Siegfried took Kriemhild bach to her father’s kingdom. There he was welcomed by the king. Kriemhild was given to him as his wife.

For many years he remained there, and he became the greatest hero in the kingdom. The king’s three sons became jealous of him, but they could not kill him. because no sword could pierce his skin. 

Kreimhild alone knew of the spot between his shoulders. She told the secret to Hagen, her brother’s vassal, because she thought he was Siegfried’s friend and begged him to shield her husband in battle. 

Hagen told her to embroider a little cross on Siegfried’s clothing over the spot, that he might better know how to protect him. 

Then Hagen hurried to the three brothers with the tale. One of them ordered a great hunt and invited Siegfried. 

When the hunt was over they all sat upon the ground to rest. Siegfried called for water. Hagen said no water had been brought, but he knew where there was a spring. 

Then Siegfried asked to be directed to the spring. Hagen said, “I have heard that you are the swiftest runner in the land.” Siegfried replied, “Let us all run a race to the spring.” 
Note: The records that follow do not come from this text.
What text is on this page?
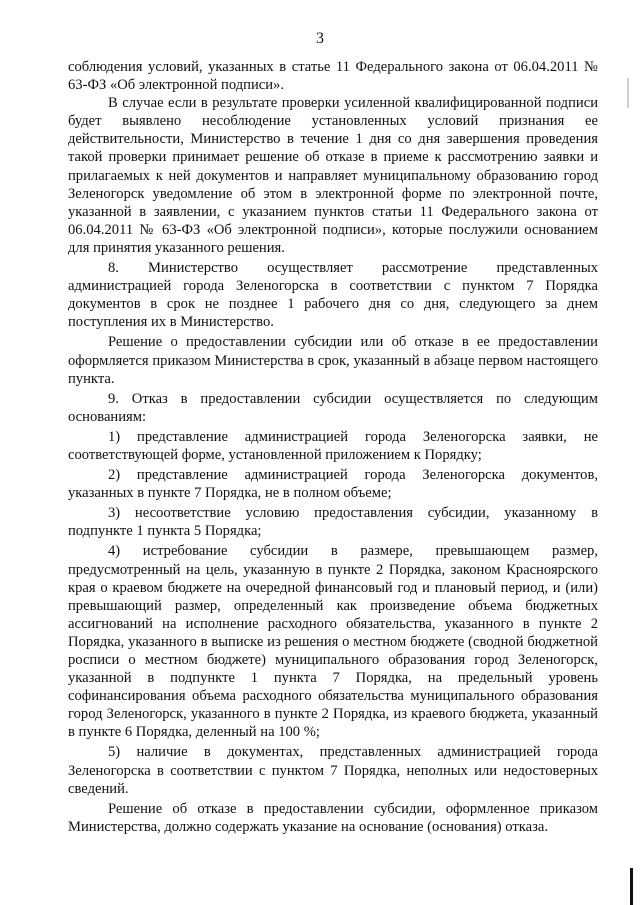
3

соблюдения условий, указанных в статье 11 Федерального закона от 06.04.2011 № 63-ФЗ «Об электронной подписи».

В случае если в результате проверки усиленной квалифицированной подписи будет выявлено несоблюдение установленных условий признания ее действительности, Министерство в течение 1 дня со дня завершения проведения такой проверки принимает решение об отказе в приеме к рассмотрению заявки и прилагаемых к ней документов и направляет муниципальному образованию город Зеленогорск уведомление об этом в электронной форме по электронной почте, указанной в заявлении, с указанием пунктов статьи 11 Федерального закона от 06.04.2011 № 63-ФЗ «Об электронной подписи», которые послужили основанием для принятия указанного решения.

8. Министерство осуществляет рассмотрение представленных администрацией города Зеленогорска в соответствии с пунктом 7 Порядка документов в срок не позднее 1 рабочего дня со дня, следующего за днем поступления их в Министерство.

Решение о предоставлении субсидии или об отказе в ее предоставлении оформляется приказом Министерства в срок, указанный в абзаце первом настоящего пункта.

9. Отказ в предоставлении субсидии осуществляется по следующим основаниям:

1) представление администрацией города Зеленогорска заявки, не соответствующей форме, установленной приложением к Порядку;

2) представление администрацией города Зеленогорска документов, указанных в пункте 7 Порядка, не в полном объеме;

3) несоответствие условию предоставления субсидии, указанному в подпункте 1 пункта 5 Порядка;

4) истребование субсидии в размере, превышающем размер, предусмотренный на цель, указанную в пункте 2 Порядка, законом Красноярского края о краевом бюджете на очередной финансовый год и плановый период, и (или) превышающий размер, определенный как произведение объема бюджетных ассигнований на исполнение расходного обязательства, указанного в пункте 2 Порядка, указанного в выписке из решения о местном бюджете (сводной бюджетной росписи о местном бюджете) муниципального образования город Зеленогорск, указанной в подпункте 1 пункта 7 Порядка, на предельный уровень софинансирования объема расходного обязательства муниципального образования город Зеленогорск, указанного в пункте 2 Порядка, из краевого бюджета, указанный в пункте 6 Порядка, деленный на 100 %;

5) наличие в документах, представленных администрацией города Зеленогорска в соответствии с пунктом 7 Порядка, неполных или недостоверных сведений.

Решение об отказе в предоставлении субсидии, оформленное приказом Министерства, должно содержать указание на основание (основания) отказа.
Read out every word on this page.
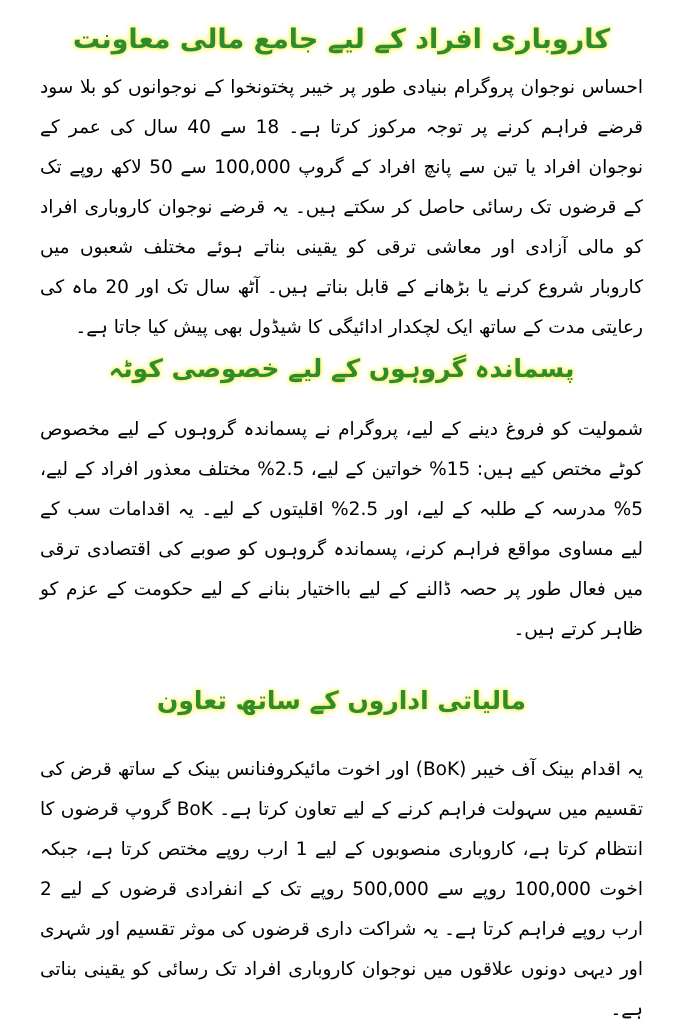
کاروباری افراد کے لیے جامع مالی معاونت

احساس نوجوان پروگرام بنیادی طور پر خیبر پختونخوا کے نوجوانوں کو بلا سود قرضے فراہم کرنے پر توجہ مرکوز کرتا ہے۔ 18 سے 40 سال کی عمر کے نوجوان افراد یا تین سے پانچ افراد کے گروپ 100,000 سے 50 لاکھ روپے تک کے قرضوں تک رسائی حاصل کر سکتے ہیں۔ یہ قرضے نوجوان کاروباری افراد کو مالی آزادی اور معاشی ترقی کو یقینی بناتے ہوئے مختلف شعبوں میں کاروبار شروع کرنے یا بڑھانے کے قابل بناتے ہیں۔ آٹھ سال تک اور 20 ماہ کی رعایتی مدت کے ساتھ ایک لچکدار ادائیگی کا شیڈول بھی پیش کیا جاتا ہے۔

پسماندہ گروہوں کے لیے خصوصی کوٹہ

شمولیت کو فروغ دینے کے لیے، پروگرام نے پسماندہ گروہوں کے لیے مخصوص کوٹے مختص کیے ہیں: 15% خواتین کے لیے، 2.5% مختلف معذور افراد کے لیے، 5% مدرسہ کے طلبہ کے لیے، اور 2.5% اقلیتوں کے لیے۔ یہ اقدامات سب کے لیے مساوی مواقع فراہم کرنے، پسماندہ گروہوں کو صوبے کی اقتصادی ترقی میں فعال طور پر حصہ ڈالنے کے لیے بااختیار بنانے کے لیے حکومت کے عزم کو ظاہر کرتے ہیں۔

مالیاتی اداروں کے ساتھ تعاون

یہ اقدام بینک آف خیبر (BoK) اور اخوت مائیکروفنانس بینک کے ساتھ قرض کی تقسیم میں سہولت فراہم کرنے کے لیے تعاون کرتا ہے۔ BoK گروپ قرضوں کا انتظام کرتا ہے، کاروباری منصوبوں کے لیے 1 ارب روپے مختص کرتا ہے، جبکہ اخوت 100,000 روپے سے 500,000 روپے تک کے انفرادی قرضوں کے لیے 2 ارب روپے فراہم کرتا ہے۔ یہ شراکت داری قرضوں کی موثر تقسیم اور شہری اور دیہی دونوں علاقوں میں نوجوان کاروباری افراد تک رسائی کو یقینی بناتی ہے۔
The others laid aside their heavy armor. Siegfried kept his on, but he reached the spring first. 

As he stooped to drink Hagen drove a spear through the little cross. Siegfried sprang up, and seizing his shield beat Hagen almost to death. Then Siegfried fell dead himself. 

Kriemhild cared nothing for the gold after Siegfried’s death. To prevent her from giving it to the poor, Hagen hid it in the Rhine, and no man ever saw it again.